Friday, February 9, 2024
Eleventh Circuit Finds No Error in judge Directing Jurors to Resolve a "Metaphysically Impossible" Verdict
Sometimes a jury renders an inconsistent verdict. For example, in the recent case, United States v. Gatlin, 90 F.4th 1050 (11th Cir. 2024), "the jury initially returned a verdict finding Gatlin guilty of sex trafficking a minor but, on the special interrogatory, failed to find either of the conditions that could support such a verdict." In response, "[r]ather than resolve this inconsistency on its own one way or the other, the district court clarified the instructions for the jury and directed them to continue deliberating."
So, was this proper?
On appeal, the Eleventh Circuit noted that
The dilemma we face here is nearly identical to the one addressed by then-Judge Gorsuch sitting on the Tenth Circuit in United States v. Shippley, 690 F.3d 1192 (10th Cir. 2012). In Shippley, the defendant was charged with conspiracy relating to a scheme to traffic “considerable amounts of high quality cocaine.”...The jury was issued two documents to fill out: a general verdict form and a set of special interrogatories asking which drug kinds and quantities were involved....At the conclusion of the trial, “the jury returned with a guilty verdict on the general verdict form, [but] it answered ‘no’ to each of the special interrogatories, indicating that Mr. Shippley conspired to distribute none of the drugs at issue in the case.”...The district court was “[p]erplexed,” “sought advice from counsel,” and then, after reinstructing the jury, asked them to “deliberate again.” Id. “[F]urther deliberations quickly yielded an unambiguous guilty verdict.”...The defendant appealed, asserting that the district court's direction to the jury to keep deliberating violated Powell....

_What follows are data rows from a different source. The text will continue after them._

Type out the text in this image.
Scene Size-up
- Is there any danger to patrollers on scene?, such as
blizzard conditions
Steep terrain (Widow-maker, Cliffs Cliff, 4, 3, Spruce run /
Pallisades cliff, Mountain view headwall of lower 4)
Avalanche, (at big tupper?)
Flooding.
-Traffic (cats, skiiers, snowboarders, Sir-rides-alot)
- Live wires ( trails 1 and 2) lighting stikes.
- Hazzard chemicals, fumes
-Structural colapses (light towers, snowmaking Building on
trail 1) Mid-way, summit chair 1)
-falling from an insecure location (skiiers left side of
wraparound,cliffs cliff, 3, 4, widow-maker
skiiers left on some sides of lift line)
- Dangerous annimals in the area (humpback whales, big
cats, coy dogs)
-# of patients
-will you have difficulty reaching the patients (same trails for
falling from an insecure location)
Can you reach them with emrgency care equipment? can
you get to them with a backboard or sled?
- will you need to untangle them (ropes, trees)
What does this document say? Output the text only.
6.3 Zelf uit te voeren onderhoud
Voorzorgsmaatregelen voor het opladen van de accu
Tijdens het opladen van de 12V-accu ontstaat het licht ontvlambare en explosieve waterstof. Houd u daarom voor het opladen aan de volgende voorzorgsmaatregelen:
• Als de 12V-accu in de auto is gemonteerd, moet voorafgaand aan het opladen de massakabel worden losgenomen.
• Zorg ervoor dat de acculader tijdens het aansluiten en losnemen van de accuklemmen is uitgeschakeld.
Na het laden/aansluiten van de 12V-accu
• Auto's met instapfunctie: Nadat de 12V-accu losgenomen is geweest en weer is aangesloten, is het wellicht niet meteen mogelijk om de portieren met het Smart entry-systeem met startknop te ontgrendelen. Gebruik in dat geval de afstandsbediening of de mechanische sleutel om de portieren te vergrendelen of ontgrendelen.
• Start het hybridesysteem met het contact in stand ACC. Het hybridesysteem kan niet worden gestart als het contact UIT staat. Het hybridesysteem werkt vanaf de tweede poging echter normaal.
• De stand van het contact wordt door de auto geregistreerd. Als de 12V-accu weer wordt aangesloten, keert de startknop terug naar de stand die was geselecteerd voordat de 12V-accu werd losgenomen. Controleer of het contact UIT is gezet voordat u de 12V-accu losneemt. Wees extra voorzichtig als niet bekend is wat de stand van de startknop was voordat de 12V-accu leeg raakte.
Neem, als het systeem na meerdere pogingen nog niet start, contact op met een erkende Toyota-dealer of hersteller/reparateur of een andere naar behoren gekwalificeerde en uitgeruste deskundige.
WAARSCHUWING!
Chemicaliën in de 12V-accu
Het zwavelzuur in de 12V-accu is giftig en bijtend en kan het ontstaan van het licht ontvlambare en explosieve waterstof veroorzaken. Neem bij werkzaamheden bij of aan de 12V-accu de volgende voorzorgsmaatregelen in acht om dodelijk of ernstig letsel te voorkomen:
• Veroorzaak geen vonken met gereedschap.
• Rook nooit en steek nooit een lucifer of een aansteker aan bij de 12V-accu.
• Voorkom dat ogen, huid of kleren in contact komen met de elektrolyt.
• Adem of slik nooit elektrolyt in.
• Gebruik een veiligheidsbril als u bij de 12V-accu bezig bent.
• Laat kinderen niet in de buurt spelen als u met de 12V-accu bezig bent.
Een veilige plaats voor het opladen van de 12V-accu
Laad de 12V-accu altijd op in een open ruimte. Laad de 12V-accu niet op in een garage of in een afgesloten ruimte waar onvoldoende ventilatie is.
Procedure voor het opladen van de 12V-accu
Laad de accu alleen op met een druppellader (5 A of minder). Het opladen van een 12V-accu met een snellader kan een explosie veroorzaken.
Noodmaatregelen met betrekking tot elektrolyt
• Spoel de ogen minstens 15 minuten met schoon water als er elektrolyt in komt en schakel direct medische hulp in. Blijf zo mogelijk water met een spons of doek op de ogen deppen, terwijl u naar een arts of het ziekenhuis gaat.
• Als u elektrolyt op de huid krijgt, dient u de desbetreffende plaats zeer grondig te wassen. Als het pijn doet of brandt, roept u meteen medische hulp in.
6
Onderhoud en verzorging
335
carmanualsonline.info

The Tenth Circuit ultimately rejected the defendant's Powell argument. Initially, then-Judge Gorsuch distinguished Powell on its face, saying that “nothing in Powell...speaks to the propriety of ordering further deliberations in the face of inconsistent verdicts against the same defendant on the same count”; rather, it “simply hold[s] the district court was allowed to enter a guilty verdict on one count despite a logically inconsistent verdict on another.”...Then-Judge Gorsuch stated:
Even accepting for argument's sake Mr. Shippley's premise that Powell...implicitly require[s] (rather than permit[s], as [it] hold[s]) a district court to accept a verdict logically inconsistent as between counts or defendants, that still does not speak to our case. In our case, it wasn't just logically incongruous to enter the jury's verdict, it was metaphysically impossible. Powell...involved logical inconsistencies between counts .... However illogical, the verdicts ... could be given full effect. This case, by contrast, involves an inconsistency on the same count with the same defendant—an inconsistency that simply could not have been given full effect. Something had to give in our case that didn't have to give in [Powell]. To enter an acquittal, the district court would have needed to disregard the fact that the jury expressly found Mr. Shippley guilty. To enter a guilty verdict, the court would have needed to overlook the special verdict findings that Mr. Shippley did not conspire to distribute any of the drugs at issue in the case. And nothing in Powell...speaks either explicitly or implicitly about what a court's to do in these circumstances, let alone suggests the district court committed an error of constitutional magnitude (or otherwise) in proceeding as it did in this case.
Applying this analysis to the case at hand, the Eleventh Circuit concluded that
We are persuaded by then-Judge Gorsuch's reasoning in Shippley that directing the jury to continue deliberations under these circumstances was not error. Here, the district court had not accepted the jury's verdict and, as a result, the verdict was not final....Gatlin asked the district court to enter a judgment of acquittal because the jury did not answer affirmatively either of the special interrogatories that would allow a guilty verdict. But doing so would have required the district court to overlook the jury's unanimous finding of guilt as to Count 1 on the general verdict form. And the inverse—simply accepting the general finding of guilt—was equally untenable. Here, as in Shippley, “it was metaphysically impossible” to give effect to the jury's verdict.